Don’t you just love it when...

Ideas seem to spring into your mind from nowhere and problems in the plot or the characterisation get solved without you having to work hard at it?

You find a great song or a piece of music which helps you bring characters or feelings to life?This becomes the only music you listen to when writing your story (and who cares if everybody at home moan and complain that they are really bored with it?)

You can see your characters as clearly as if they were standing in front of you? They have the power to make you happy or sad (yes, really!). You even talk about your hero or heroin as if they were real people, friends ask you for the latest news and you don’t even notice that they are joking. 

Your characters start talking to one another and all you have to do is jot down what they are saying? They take a life of their own and force you into a completely new direction.

Breathless, blushing and feeling rather pleased with yourself, you put the last touches to what is surely the best, the ‘hottest’ love scene of the story? You never knew you had it in you to be so inventive.


Don’t you just hate it when...

You read your manuscript for the hundredth time after a few weeks or months and you find embarrassing errors or clumsy sentences or things you now wish you'd never written?
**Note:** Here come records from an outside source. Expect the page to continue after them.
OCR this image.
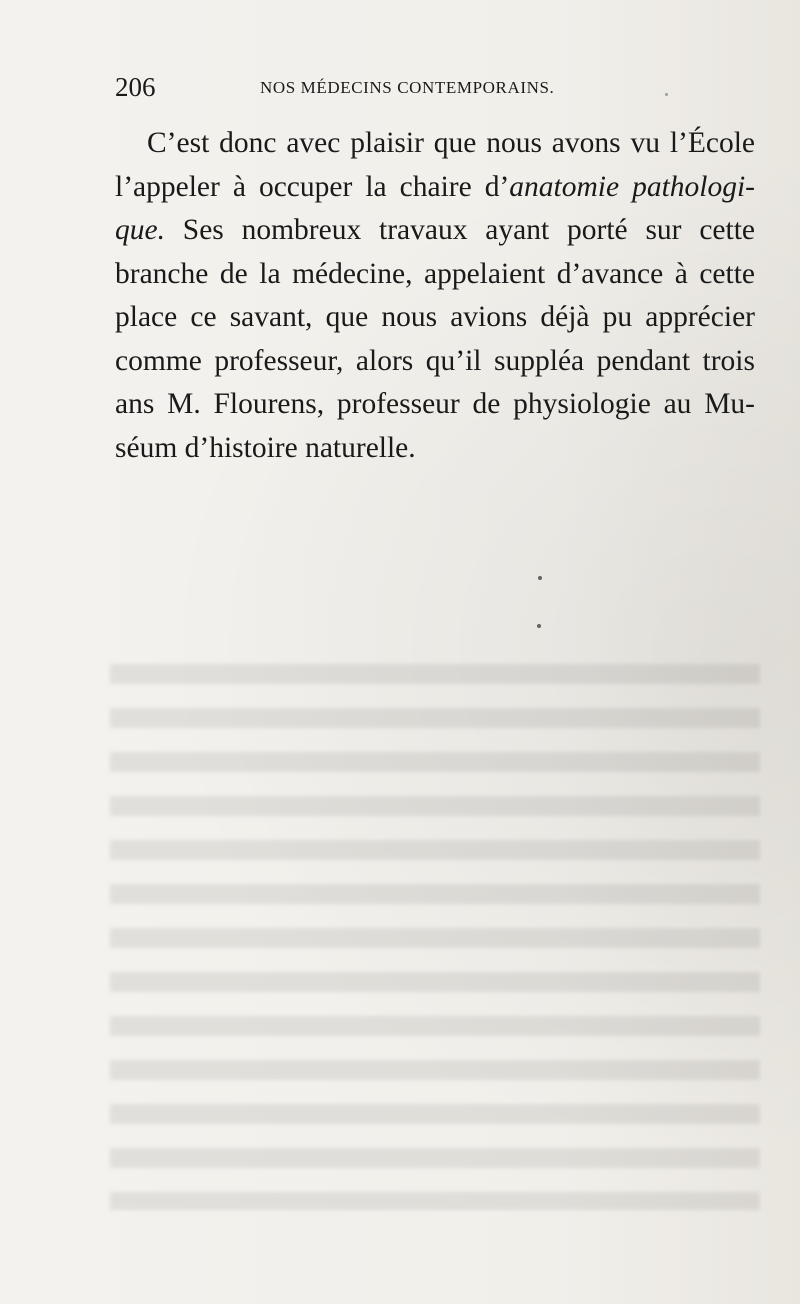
206	NOS MÉDECINS CONTEMPORAINS.
C’est donc avec plaisir que nous avons vu l’École
l’appeler à occuper la chaire d’anatomie pathologi-
que. Ses nombreux travaux ayant porté sur cette
branche de la médecine, appelaient d’avance à cette
place ce savant, que nous avions déjà pu apprécier
comme professeur, alors qu’il suppléa pendant trois
ans M. Flourens, professeur de physiologie au Mu-
séum d’histoire naturelle.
This is particularly bad if you have already sent it to a publisher or an agent, because a few weeks or months ago it seemed so perfect you just couldn’t wait a minute longer to share it with the world!
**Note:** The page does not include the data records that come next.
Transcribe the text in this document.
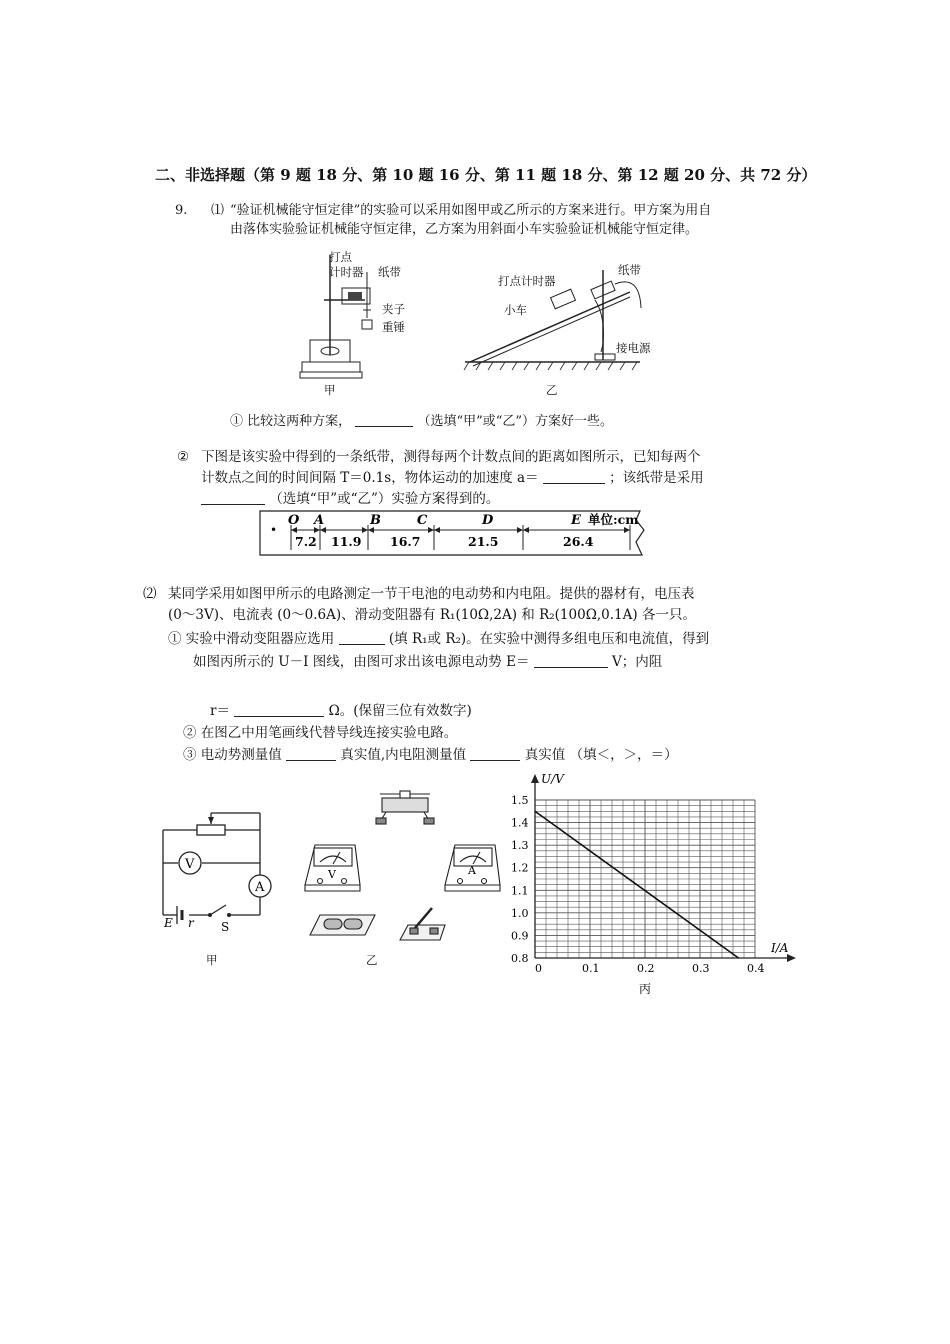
二、非选择题（第 9 题 18 分、第 10 题 16 分、第 11 题 18 分、第 12 题 20 分、共 72 分）
9. ⑴ “验证机械能守恒定律”的实验可以采用如图甲或乙所示的方案来进行。甲方案为用自
由落体实验验证机械能守恒定律，乙方案为用斜面小车实验验证机械能守恒定律。
打点
计时器 纸带
夹子
重锤
甲
打点计时器
纸带
小车
接电源
乙
① 比较这两种方案，	（选填“甲”或“乙”）方案好一些。
② 下图是该实验中得到的一条纸带，测得每两个计数点间的距离如图所示，已知每两个
计数点之间的时间间隔 T＝0.1s，物体运动的加速度 a＝	；该纸带是采用
（选填“甲”或“乙”）实验方案得到的。
•
O A	B	C	D	E 单位:cm
7.2 11.9 16.7	21.5	26.4
⑵ 某同学采用如图甲所示的电路测定一节干电池的电动势和内电阻。提供的器材有，电压表
(0～3V)、电流表 (0～0.6A)、滑动变阻器有 R₁(10Ω,2A) 和 R₂(100Ω,0.1A) 各一只。
① 实验中滑动变阻器应选用	(填 R₁或 R₂)。在实验中测得多组电压和电流值，得到
如图丙所示的 U－I 图线，由图可求出该电源电动势 E＝	V；内阻
r＝	Ω。(保留三位有效数字)
② 在图乙中用笔画线代替导线连接实验电路。
③ 电动势测量值	真实值,内电阻测量值	真实值 （填＜，＞，＝）
V
A
E r S
甲
V	A
乙
0	0.1	0.2	0.3	0.4
0.8
0.9
1.0
1.1
1.2
1.3
1.4
1.5
U/V
I/A
丙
You saved some fantastic new work on a stick or on the hard drive of your computer and you forget in which file you saved it in and you spend hours trying to find it? And when you finally find it, it wasn’t so great after all.
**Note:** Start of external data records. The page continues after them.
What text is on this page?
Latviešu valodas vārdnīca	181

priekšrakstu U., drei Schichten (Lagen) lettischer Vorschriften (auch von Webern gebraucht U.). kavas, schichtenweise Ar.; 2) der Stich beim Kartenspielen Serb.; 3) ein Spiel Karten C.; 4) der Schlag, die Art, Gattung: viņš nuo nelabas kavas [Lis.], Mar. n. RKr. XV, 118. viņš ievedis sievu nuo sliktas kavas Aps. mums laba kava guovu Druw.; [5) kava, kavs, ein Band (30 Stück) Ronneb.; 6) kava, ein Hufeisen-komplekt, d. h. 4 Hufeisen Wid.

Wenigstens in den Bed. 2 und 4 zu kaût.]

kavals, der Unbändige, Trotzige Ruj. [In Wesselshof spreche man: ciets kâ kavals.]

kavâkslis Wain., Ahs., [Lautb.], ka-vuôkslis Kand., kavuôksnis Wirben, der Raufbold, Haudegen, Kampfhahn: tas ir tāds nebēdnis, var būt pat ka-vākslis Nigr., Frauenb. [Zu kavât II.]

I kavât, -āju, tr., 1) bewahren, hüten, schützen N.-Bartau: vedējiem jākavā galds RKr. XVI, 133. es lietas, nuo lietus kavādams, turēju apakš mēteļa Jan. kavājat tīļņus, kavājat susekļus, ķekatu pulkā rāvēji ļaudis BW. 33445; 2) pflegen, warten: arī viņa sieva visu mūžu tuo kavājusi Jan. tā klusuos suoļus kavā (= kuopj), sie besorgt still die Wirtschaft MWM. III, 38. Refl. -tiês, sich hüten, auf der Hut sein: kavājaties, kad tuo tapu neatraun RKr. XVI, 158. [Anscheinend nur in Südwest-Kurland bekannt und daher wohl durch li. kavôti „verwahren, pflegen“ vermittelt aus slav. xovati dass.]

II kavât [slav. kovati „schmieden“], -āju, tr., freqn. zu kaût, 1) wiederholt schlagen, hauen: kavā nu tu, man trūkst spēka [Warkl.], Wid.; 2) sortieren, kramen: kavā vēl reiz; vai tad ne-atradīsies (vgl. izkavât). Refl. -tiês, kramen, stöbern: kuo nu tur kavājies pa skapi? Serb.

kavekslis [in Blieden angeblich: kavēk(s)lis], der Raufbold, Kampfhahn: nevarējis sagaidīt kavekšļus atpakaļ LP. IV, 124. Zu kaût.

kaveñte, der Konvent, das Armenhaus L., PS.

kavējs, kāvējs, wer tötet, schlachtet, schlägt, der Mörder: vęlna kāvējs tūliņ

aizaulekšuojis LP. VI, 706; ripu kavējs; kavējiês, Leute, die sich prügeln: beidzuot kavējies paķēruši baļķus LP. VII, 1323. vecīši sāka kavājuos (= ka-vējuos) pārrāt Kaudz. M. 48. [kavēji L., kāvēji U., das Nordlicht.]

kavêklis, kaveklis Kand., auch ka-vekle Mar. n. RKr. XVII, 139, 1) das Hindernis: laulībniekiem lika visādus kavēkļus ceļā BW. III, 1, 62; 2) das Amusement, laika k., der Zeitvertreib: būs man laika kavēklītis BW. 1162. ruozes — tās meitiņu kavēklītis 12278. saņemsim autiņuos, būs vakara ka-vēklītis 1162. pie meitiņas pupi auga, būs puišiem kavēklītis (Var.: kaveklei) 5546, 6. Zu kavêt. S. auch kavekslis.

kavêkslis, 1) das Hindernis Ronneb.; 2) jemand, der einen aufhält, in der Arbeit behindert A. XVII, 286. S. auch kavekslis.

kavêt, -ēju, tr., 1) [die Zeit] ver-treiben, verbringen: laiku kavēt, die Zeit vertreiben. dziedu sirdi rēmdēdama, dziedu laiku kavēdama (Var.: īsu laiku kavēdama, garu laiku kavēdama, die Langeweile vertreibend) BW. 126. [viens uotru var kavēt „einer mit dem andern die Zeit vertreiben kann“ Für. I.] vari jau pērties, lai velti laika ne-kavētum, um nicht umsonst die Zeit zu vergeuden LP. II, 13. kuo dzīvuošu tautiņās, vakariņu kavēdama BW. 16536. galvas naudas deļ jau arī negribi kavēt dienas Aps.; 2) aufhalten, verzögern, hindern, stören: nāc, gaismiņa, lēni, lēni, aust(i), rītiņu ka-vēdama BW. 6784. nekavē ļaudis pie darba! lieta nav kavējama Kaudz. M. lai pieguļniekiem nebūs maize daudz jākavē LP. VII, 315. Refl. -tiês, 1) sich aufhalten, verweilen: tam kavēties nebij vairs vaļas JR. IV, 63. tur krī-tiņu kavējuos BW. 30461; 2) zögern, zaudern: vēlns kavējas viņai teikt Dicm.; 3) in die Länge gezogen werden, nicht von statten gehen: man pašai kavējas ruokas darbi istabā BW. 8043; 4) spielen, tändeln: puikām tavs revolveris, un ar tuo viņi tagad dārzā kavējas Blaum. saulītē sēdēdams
You re-read the ‘hot’ scene which you were so proud of when you typed it up last night and think, ‘Oh my God, did I really write that? What will my boss, neighbour, my children’s teacher or the butcher take me for?’ (That’s if they ever read the story, of course).

A great new novel has just come out featuring a plot, setting or character you KNOW you had thought of FIRST, that you had practically invented and believed to be unique. How dare the author have the same ideas as you (and get her / his book published when you are still languishing in the aspiring writer's world)?


However...


This lovely picture of a rose made me think of ‘Mon amie la rose’ (My friend the rose), a beautiful but very sad song Françoise Hardy sang in the 1960s. Here are the words with the  (English translation below).



Mon amie la rose
My friend the rose, a beautiful song Françoise Hardy used to sing in the 1960s.
On est bien peu de chose
Et mon amie la rose
Me l'a dit ce matin
A l'aurore je suis née
Baptisée de rosée
Je me suis épanouie
Heureuse et amoureuse
Aux rayons du soleil
Me suis fermée la nuit
Me suis réveillée vieille

Pourtant j'étais très belle
Oui j'étais la plus belle
Des fleurs de ton jardin

On est bien peu de chose
Et mon amie la rose
Me l'a dit ce matin
Vois le dieu qui m'a faite
Me fait courber la tête
Et je sens que je tombe
Et je sens que je tombe
Mon cœur est presque nu
J'ai le pied dans la tombe
Déjà je ne suis plus

Tu m'admirais hier
Et je serai poussière
Pour toujours demain.

On est bien peu de chose
Et mon amie la rose
Est morte ce matin
La lune cette nuit
A veillé mon amie
Moi en rêve j'ai vu
Eblouissante et nue
Son âme qui dansait
Bien au-delà des nues
Et qui me souriait

Crois celui qui peut croire
Moi, j'ai besoin d'espoir
Sinon je ne suis rien
Ou bien si peu de chose
C'est mon amie la rose
Qui l'a dit hier matin


And now for the English translation...

We are truly insignificant
And that's what my friend the rose
Told me this morning
I was born at dawn
Baptised in dew
I blossomed
In the rays of the sun
Happy and in love
I closed my petals at night
And when I awoke I was old.
Yet I had been beautiful
Yes, I was the most beautiful
Of all the flowers in your garden

See, the God that made me
Now makes me bow my head
And I feel I'm falling
And I feel I'm falling
My heart is almost bare
A foot in the grave
Already, I am nothing
Only yesterday you admired me
And I shall be dust
Forever, tomorrow

We are truly nothing
And my friend the rose
Died this morning

Last night the moon
Kept vigil over my friend
And in a dream I saw
Her soul, dancing
Dazzling and naked,
Above the heavens,
Smiling on me.
Let those who can, believe,
But I need Hope
Or else I am nothing.

1 comment:

  1. Hi Marie,

    I can certainly identify with a few things you wrote. One of which, when I least expect it--and never while sitting at my computer--a complete scene comes to me, effortlessly out of nowhere. I'm grateful but a bit frustrated that I'd worked for two days coming up with nothing and then this epiphany appears when I'm driving to the grocery!

    Very inciteful post and a lovely poem.